Sunday, May 14, 2006

Rush Limbaugh, Minister of Propaganda

From Free Association: Rush to Fallacy

I was going to blog on what I happened to overhear on the Rush Limbaugh show on Friday, but Sheldon Richman, as usual, did a much better job than I can:

Rush "Jail All Drug Users But Me" Limbaugh did it again yesterday. His Blowhardedness, ever striving to be George II's No. 1 brownnoser, condemned the Democratic critics of the NSA's mass collection of our telephone records and showed he is either a demagogue or is actually unable to tell a sound argument from a fallacy. (I guess he could be both.) Here's his standard pitch: The Democrats oppose something George II's men are doing even though they have done or approved of the same thing in the past. Therefore their criticism is baseless.

Wrong. Hypocrisy doesn't invalidate a criticism; it just undermines the standing of the person making it. If Democrats condemn something the Bush administration does that they praised when Clinton did it, that's hypocrisy. But it doesn't mean the Bush administration is right to do it. It may mean Clinton was wrong to do it. What about princpled critics who condemn both administrations for their misconduct? Doesn't Limbaugh have to concede that criticism from a principled person is valid? That sounds like relativism to me: For Limbaugh, an argument is valid or invalid depending on who makes it.
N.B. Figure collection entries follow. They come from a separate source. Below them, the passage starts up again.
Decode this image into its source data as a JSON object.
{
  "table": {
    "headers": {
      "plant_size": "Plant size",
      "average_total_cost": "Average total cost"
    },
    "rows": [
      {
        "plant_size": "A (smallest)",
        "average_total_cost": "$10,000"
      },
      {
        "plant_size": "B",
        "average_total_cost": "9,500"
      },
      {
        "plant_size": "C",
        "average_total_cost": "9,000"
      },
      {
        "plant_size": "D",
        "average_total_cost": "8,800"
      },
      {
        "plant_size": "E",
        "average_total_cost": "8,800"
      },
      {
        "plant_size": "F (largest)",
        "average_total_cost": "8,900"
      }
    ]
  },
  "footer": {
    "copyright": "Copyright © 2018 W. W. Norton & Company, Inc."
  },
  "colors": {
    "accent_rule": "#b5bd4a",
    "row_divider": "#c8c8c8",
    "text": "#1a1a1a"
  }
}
As popular as they claim Rush Limbaugh is…he supposedly talks to 20 million people daily…I don’t know a single person that cites him when discussing politics. Most Conservatives I know, qualify their admiration for him. Every time I listen to him, I cannot help but shake my head at the sheer intellectual emptiness that comes out of my radio speakers. Is there anyone out there that looks to Rush Limbaugh as a source of intellectual enlightenment?

Or do most people recognize Limbaugh for what he is…an unprincipled, opportunistic, cheerleading propagandist?